Some citizens are no strangers to the baton's end of police brutality, but it's rare for another cop to be the recipient of it. Yet that's exactly what Larry Jackson, a six-year veteran assigned to the 110th Precinct, says happened to him last weekend. "To get my butt beat like that was unnecessary...I'm shocked, angry and disappointed," he told the Daily News.

Jackson called police when a gunman menaced guests at his daughter's birthday party in Queens. His wife, who talked to police on the phone, identified her husband as a cop; when they arrived, the gunman had already left, but a fight broke out anyway. Jackson said cops hit at least six family members and friends with batons. The 6-foot-3, 300-pound Jackson claims he was treated like the criminal, and suffered a broken right hand and multiple bruises from kicks and billy-club blows.
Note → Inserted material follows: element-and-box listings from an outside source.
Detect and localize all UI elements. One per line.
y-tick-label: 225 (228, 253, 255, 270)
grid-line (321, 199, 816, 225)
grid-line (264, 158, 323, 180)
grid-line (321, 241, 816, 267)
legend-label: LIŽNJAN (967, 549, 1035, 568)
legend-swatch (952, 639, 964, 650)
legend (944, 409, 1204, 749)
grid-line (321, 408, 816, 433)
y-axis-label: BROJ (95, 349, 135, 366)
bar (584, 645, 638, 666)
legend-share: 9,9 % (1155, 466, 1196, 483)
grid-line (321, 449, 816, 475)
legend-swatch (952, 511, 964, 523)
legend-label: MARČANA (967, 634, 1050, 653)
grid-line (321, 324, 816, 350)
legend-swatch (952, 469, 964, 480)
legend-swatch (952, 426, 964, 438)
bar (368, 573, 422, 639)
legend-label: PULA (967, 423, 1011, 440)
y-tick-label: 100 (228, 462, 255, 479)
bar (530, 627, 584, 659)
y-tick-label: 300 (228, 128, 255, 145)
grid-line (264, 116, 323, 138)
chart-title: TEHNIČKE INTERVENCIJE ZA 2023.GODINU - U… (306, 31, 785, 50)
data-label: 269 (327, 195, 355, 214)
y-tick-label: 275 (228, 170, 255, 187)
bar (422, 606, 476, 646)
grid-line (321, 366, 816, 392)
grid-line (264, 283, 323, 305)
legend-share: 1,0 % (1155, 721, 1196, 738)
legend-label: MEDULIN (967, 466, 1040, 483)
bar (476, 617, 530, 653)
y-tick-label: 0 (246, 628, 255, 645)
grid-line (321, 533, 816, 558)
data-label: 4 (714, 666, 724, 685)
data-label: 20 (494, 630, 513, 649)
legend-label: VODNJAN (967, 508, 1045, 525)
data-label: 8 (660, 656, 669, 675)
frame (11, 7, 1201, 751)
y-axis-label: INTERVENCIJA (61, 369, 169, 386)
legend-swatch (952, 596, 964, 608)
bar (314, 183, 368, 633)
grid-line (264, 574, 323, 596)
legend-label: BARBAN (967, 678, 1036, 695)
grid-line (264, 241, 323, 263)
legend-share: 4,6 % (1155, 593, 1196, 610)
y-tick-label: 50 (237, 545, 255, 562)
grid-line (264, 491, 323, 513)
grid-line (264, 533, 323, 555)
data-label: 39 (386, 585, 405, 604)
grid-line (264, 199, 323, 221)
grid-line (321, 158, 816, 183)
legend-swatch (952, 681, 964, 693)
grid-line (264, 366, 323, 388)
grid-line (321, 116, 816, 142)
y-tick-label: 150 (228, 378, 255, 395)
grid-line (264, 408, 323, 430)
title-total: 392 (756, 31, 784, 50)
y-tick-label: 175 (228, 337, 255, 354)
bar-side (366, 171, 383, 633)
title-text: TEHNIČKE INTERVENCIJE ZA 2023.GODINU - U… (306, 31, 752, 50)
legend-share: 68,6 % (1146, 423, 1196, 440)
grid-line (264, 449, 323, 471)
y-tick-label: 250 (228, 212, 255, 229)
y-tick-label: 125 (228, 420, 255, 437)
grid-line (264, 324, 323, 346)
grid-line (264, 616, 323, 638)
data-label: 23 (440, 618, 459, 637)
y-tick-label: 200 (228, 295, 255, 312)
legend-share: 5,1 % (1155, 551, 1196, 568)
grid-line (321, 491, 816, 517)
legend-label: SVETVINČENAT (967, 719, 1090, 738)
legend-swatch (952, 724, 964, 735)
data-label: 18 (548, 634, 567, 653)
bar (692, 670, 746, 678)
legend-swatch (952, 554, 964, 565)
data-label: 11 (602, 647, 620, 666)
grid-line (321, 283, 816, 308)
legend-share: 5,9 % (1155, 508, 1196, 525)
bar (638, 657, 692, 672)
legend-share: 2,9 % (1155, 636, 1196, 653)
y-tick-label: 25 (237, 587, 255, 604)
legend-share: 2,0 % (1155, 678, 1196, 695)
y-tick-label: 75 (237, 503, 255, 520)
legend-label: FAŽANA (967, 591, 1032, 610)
Jackson, who was wearing an apron with the slogan "I'm the chef and I'm awesome" on it at the time, was knocked down at one point and fell on his 82-year-old mother-in-law, who briefly lost consciousness. "I'm covering my face and getting hit everywhere. Then somebody pepper sprayed me," he said. Jackson believes the excessive force by the cops, who were white, might have been racially motivated: "They didn't treat me like a house-owner calling for help...Everyone who lives in the 113th Precinct is not a perp." (The 113th includes St. Albans, Hollis, Springfield Gardens, South Ozone Park, South Jamaica, Addisleigh Park and Locust Manor.) Police Commissioner Raymond Kelly said Jackson "was injured as a result of a dispute at the party."